‘Cruise’ is educational, fun and yes… enlightening

By Walt Braun

You might not always be able to tell the book by its cover, but there are plenty of times when the cover wins over a reader. So it was with “A Cruise to Die For.”

I haven’t been on a cruise for more than 40 years, but the last one I took was on Homer’s “wine dark sea,” the Aegean, as a 17-year-old with scores of other 17-year-olds. It was educational, enlightening, and yes, lots of fun.

So is this book, whose setting is a cruise aboard the Artemis, a mega yacht owned by a wealthy Greek, Panos Papadakis. Panos is part entrepreneur, part wheeler-dealer. Among his hobbies is buying works of art because of their resale value rather than for their artistic merit or simple beauty. Sometimes he sells shares in paintings, but usually he just buys them, waits for them to acquire value and then unloads them. He also has perhaps the best forger in the world working for him. For purposes of this story, he’s hosting an Aegean cruise as an occasion to sell 20 paintings, including the works of some famous impressionists.

The protagonist is Alix London, who is considered an expert on art and has an astute eye for forgeries. She gets invited on the cruise not to enter the bidding but to serve as a resource of information and to hold discussions for the handful of superrich individuals invited to bid on one or more of Panos’s paintings.

Alix also happens to be the daughter of a once respected artist and art connoisseur who spent eight years in prison for forging famous artworks, though he insists his works were only duplicates, not forgeries. Her father, whom Alix calls Geoff, is free now, and the two are struggling to restore an understandably damaged relationship as well as their respective reputations. Alix also worries that her father will do something that gets him a return trip to prison.

What Alix doesn’t know initially is that her invitation to the cruise is arranged on behalf of the FBI, which, along with other law enforcement agencies, has been trying to nail Panos for some time. It doesn’t hurt that Alex is attracted to the agent in charge of the operation. The FBI wants her to mingle enough with the rich, famous and eccentric to pick up details on Panos’s criminal dealings.

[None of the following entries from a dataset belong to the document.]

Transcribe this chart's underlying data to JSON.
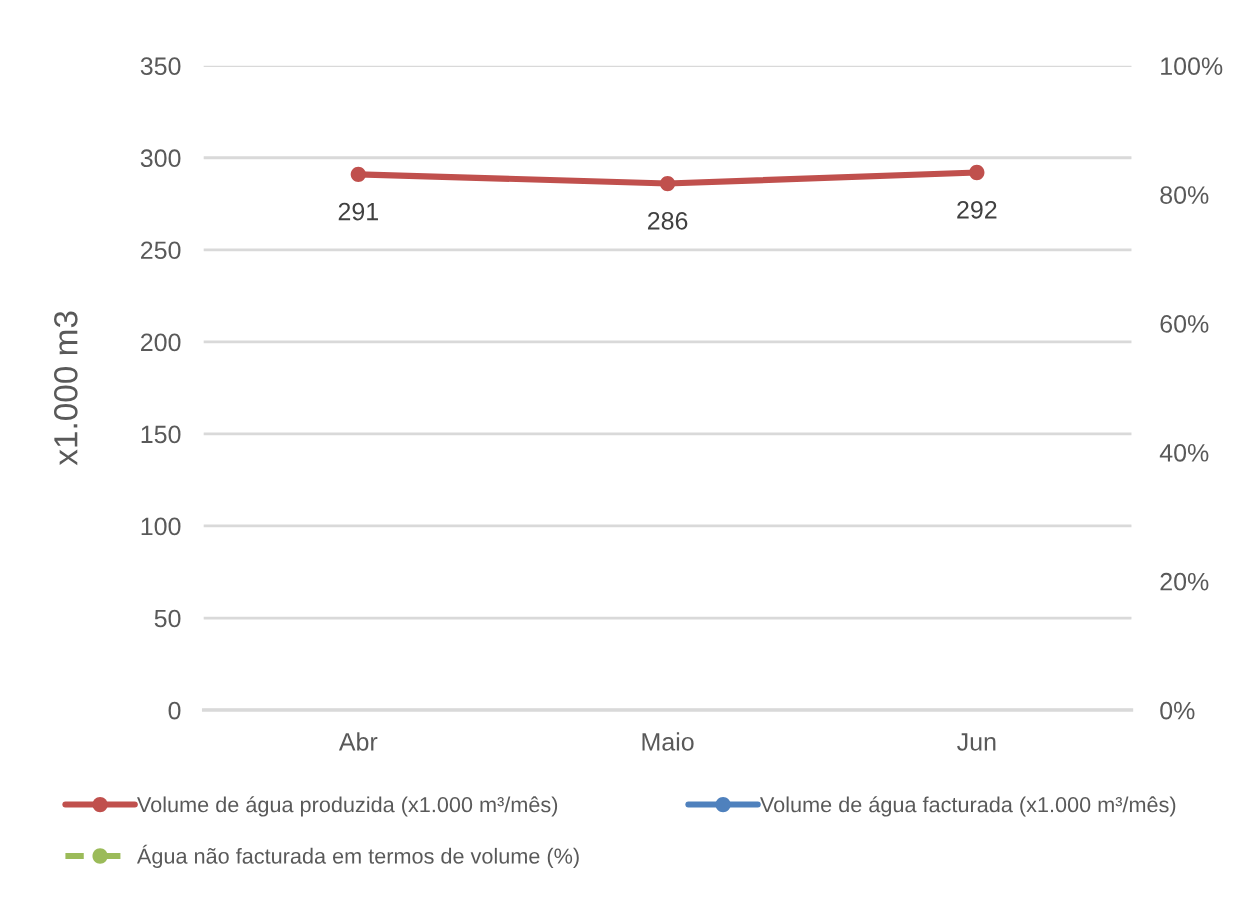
{
  "chart_data": {
    "type": "line",
    "ylabel": "x1.000 m3",
    "categories": [
      "Abr",
      "Maio",
      "Jun"
    ],
    "series": [
      {
        "name": "Volume de água produzida (x1.000 m³/mês)",
        "color": "#c0504d",
        "values": [
          291,
          286,
          292
        ]
      },
      {
        "name": "Volume de água facturada (x1.000 m³/mês)",
        "color": "#4f81bd",
        "values": [
          null,
          null,
          null
        ]
      },
      {
        "name": "Água não facturada em termos de volume (%)",
        "color": "#9bbb59",
        "values": [
          null,
          null,
          null
        ],
        "line_style": "dashed"
      }
    ],
    "ylim": [
      0,
      350
    ],
    "yticks": [
      0,
      50,
      100,
      150,
      200,
      250,
      300,
      350
    ],
    "y2lim": [
      0,
      100
    ],
    "y2ticks": [
      {
        "value": 0,
        "label": "0%"
      },
      {
        "value": 20,
        "label": "20%"
      },
      {
        "value": 40,
        "label": "40%"
      },
      {
        "value": 60,
        "label": "60%"
      },
      {
        "value": 80,
        "label": "80%"
      },
      {
        "value": 100,
        "label": "100%"
      }
    ],
    "data_labels": true,
    "grid": "y",
    "legend": "bottom",
    "marker": "circle",
    "line_style": "solid"
  }
}
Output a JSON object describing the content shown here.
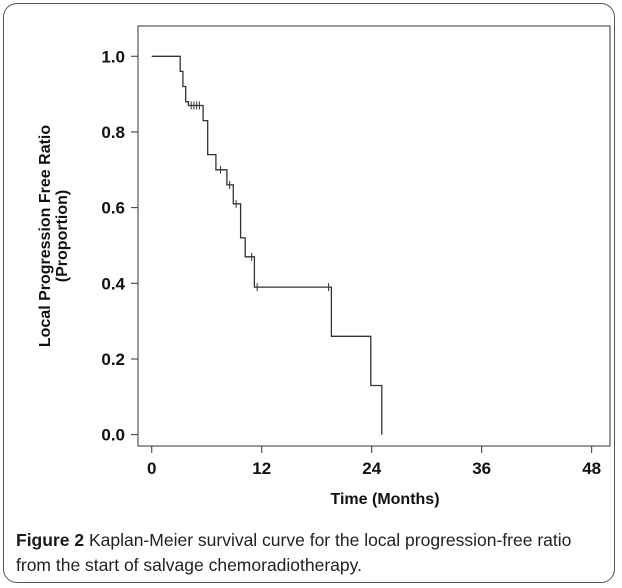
{
  "chart_data": {
    "type": "line",
    "title": "",
    "xlabel": "Time (Months)",
    "ylabel_lines": [
      "Local Progression Free Ratio",
      "(Proportion)"
    ],
    "xlim": [
      -1.5,
      50
    ],
    "ylim": [
      -0.03,
      1.08
    ],
    "xticks": [
      0,
      12,
      24,
      36,
      48
    ],
    "yticks": [
      0.0,
      0.2,
      0.4,
      0.6,
      0.8,
      1.0
    ],
    "ytick_labels": [
      "0.0",
      "0.2",
      "0.4",
      "0.6",
      "0.8",
      "1.0"
    ],
    "grid": false,
    "line_color": "#333333",
    "series": [
      {
        "steps": [
          {
            "x": 0.0,
            "y": 1.0
          },
          {
            "x": 3.1,
            "y": 0.96
          },
          {
            "x": 3.4,
            "y": 0.92
          },
          {
            "x": 3.7,
            "y": 0.88
          },
          {
            "x": 4.0,
            "y": 0.87
          },
          {
            "x": 5.6,
            "y": 0.83
          },
          {
            "x": 6.1,
            "y": 0.74
          },
          {
            "x": 7.0,
            "y": 0.7
          },
          {
            "x": 8.2,
            "y": 0.66
          },
          {
            "x": 8.9,
            "y": 0.61
          },
          {
            "x": 9.7,
            "y": 0.52
          },
          {
            "x": 10.2,
            "y": 0.47
          },
          {
            "x": 11.2,
            "y": 0.39
          },
          {
            "x": 19.6,
            "y": 0.26
          },
          {
            "x": 23.9,
            "y": 0.13
          },
          {
            "x": 25.1,
            "y": 0.0
          }
        ],
        "end_x": 25.1,
        "censored": [
          {
            "x": 4.3,
            "y": 0.87
          },
          {
            "x": 4.6,
            "y": 0.87
          },
          {
            "x": 4.9,
            "y": 0.87
          },
          {
            "x": 5.2,
            "y": 0.87
          },
          {
            "x": 7.5,
            "y": 0.7
          },
          {
            "x": 8.5,
            "y": 0.66
          },
          {
            "x": 9.2,
            "y": 0.61
          },
          {
            "x": 10.9,
            "y": 0.47
          },
          {
            "x": 11.5,
            "y": 0.39
          },
          {
            "x": 19.3,
            "y": 0.39
          }
        ]
      }
    ]
  },
  "caption": {
    "label": "Figure 2",
    "text": " Kaplan-Meier survival curve for the local progression-free ratio from the start of salvage chemoradiotherapy."
  }
}
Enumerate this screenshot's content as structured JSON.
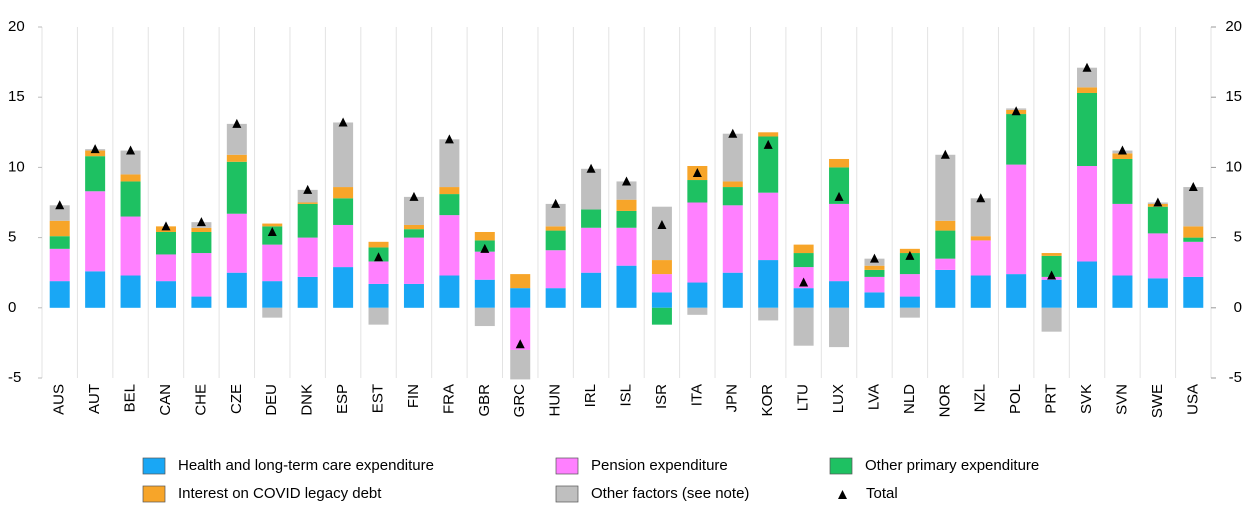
{
  "chart_data": {
    "type": "stacked-bar",
    "categories": [
      "AUS",
      "AUT",
      "BEL",
      "CAN",
      "CHE",
      "CZE",
      "DEU",
      "DNK",
      "ESP",
      "EST",
      "FIN",
      "FRA",
      "GBR",
      "GRC",
      "HUN",
      "IRL",
      "ISL",
      "ISR",
      "ITA",
      "JPN",
      "KOR",
      "LTU",
      "LUX",
      "LVA",
      "NLD",
      "NOR",
      "NZL",
      "POL",
      "PRT",
      "SVK",
      "SVN",
      "SWE",
      "USA"
    ],
    "series": [
      {
        "name": "Health and long-term care expenditure",
        "color": "#19a7f5",
        "values": [
          1.9,
          2.6,
          2.3,
          1.9,
          0.8,
          2.5,
          1.9,
          2.2,
          2.9,
          1.7,
          1.7,
          2.3,
          2.0,
          1.4,
          1.4,
          2.5,
          3.0,
          1.1,
          1.8,
          2.5,
          3.4,
          1.4,
          1.9,
          1.1,
          0.8,
          2.7,
          2.3,
          2.4,
          2.0,
          3.3,
          2.3,
          2.1,
          2.2
        ]
      },
      {
        "name": "Pension expenditure",
        "color": "#ff80ff",
        "values": [
          2.3,
          5.7,
          4.2,
          1.9,
          3.1,
          4.2,
          2.6,
          2.8,
          3.0,
          1.6,
          3.3,
          4.3,
          2.0,
          -3.0,
          2.7,
          3.2,
          2.7,
          1.3,
          5.7,
          4.8,
          4.8,
          1.5,
          5.5,
          1.1,
          1.6,
          0.8,
          2.5,
          7.8,
          0.2,
          6.8,
          5.1,
          3.2,
          2.5
        ]
      },
      {
        "name": "Other primary expenditure",
        "color": "#1ec162",
        "values": [
          0.9,
          2.5,
          2.5,
          1.6,
          1.5,
          3.7,
          1.3,
          2.4,
          1.9,
          1.0,
          0.6,
          1.5,
          0.8,
          0,
          1.4,
          1.3,
          1.2,
          -1.2,
          1.6,
          1.3,
          4.0,
          1.0,
          2.6,
          0.5,
          1.5,
          2.0,
          0,
          3.6,
          1.5,
          5.2,
          3.2,
          1.9,
          0.3
        ]
      },
      {
        "name": "Interest on COVID legacy debt",
        "color": "#f7a529",
        "values": [
          1.1,
          0.4,
          0.5,
          0.4,
          0.3,
          0.5,
          0.2,
          0.1,
          0.8,
          0.4,
          0.3,
          0.5,
          0.6,
          1.0,
          0.3,
          0,
          0.8,
          1.0,
          1.0,
          0.4,
          0.3,
          0.6,
          0.6,
          0.3,
          0.3,
          0.7,
          0.3,
          0.3,
          0.2,
          0.4,
          0.4,
          0.2,
          0.8
        ]
      },
      {
        "name": "Other factors (see note)",
        "color": "#bfbfbf",
        "values": [
          1.1,
          0.1,
          1.7,
          0,
          0.4,
          2.2,
          -0.7,
          0.9,
          4.6,
          -1.2,
          2.0,
          3.4,
          -1.3,
          -2.1,
          1.6,
          2.9,
          1.3,
          3.8,
          -0.5,
          3.4,
          -0.9,
          -2.7,
          -2.8,
          0.5,
          -0.7,
          4.7,
          2.7,
          0.1,
          -1.7,
          1.4,
          0.2,
          0.1,
          2.8
        ]
      }
    ],
    "total_series": {
      "name": "Total",
      "color": "#000000",
      "values": [
        7.3,
        11.3,
        11.2,
        5.8,
        6.1,
        13.1,
        5.4,
        8.4,
        13.2,
        3.6,
        7.9,
        12.0,
        4.2,
        -2.6,
        7.4,
        9.9,
        9.0,
        5.9,
        9.6,
        12.4,
        11.6,
        1.8,
        7.9,
        3.5,
        3.7,
        10.9,
        7.8,
        14.0,
        2.3,
        17.1,
        11.2,
        7.5,
        8.6
      ]
    },
    "ylim": [
      -5,
      20
    ],
    "yticks": [
      20,
      15,
      10,
      5,
      0,
      -5
    ],
    "y2lim": [
      -5,
      20
    ],
    "y2ticks": [
      20,
      15,
      10,
      5,
      0,
      -5
    ]
  }
}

No sooner does Alix board the Artemis - even before she is escorted to her cabin – than she stops to look at some of the paintings to be auctioned. One, a Manet, instantly raises her suspicions. She’s reluctant to pronounce it a forgery, but something about it doesn’t seem right. When she returns to take a closer, private look at it, she is knocked unconscious. When she is roused by others on board, they discover that the Manet - if it is a Manet - has been slashed.

A day or two out to sea, one of the crew members turns up dead, and Alix learns that the forger who’d helped enrich Panos had been executed in New York. Alix suddenly realizes she’s not just on a wild adventure with the rich and famous but an investigation with high stakes for the crime fighters as well as the criminals.

Suffice it to say that some of the criminals end up paying for their crimes but others, to Alix’s surprise and disappointment, do not. Alix’s biggest surprise, however, awaits her when she goes home after the cruise and visits her father.

The authors, Charlotte and Aaron Elkins, are married and bring their own expertise to their craft. Charlotte, who wrote romances for a while, is the art expert, having been the American Art librarian at the de Young Museum in San Francisco. Aaron has been writing mysteries for 30 years. They’re developing a series of Alix London mysteries.

Walt Braun is the Mercury’s editorial page editor.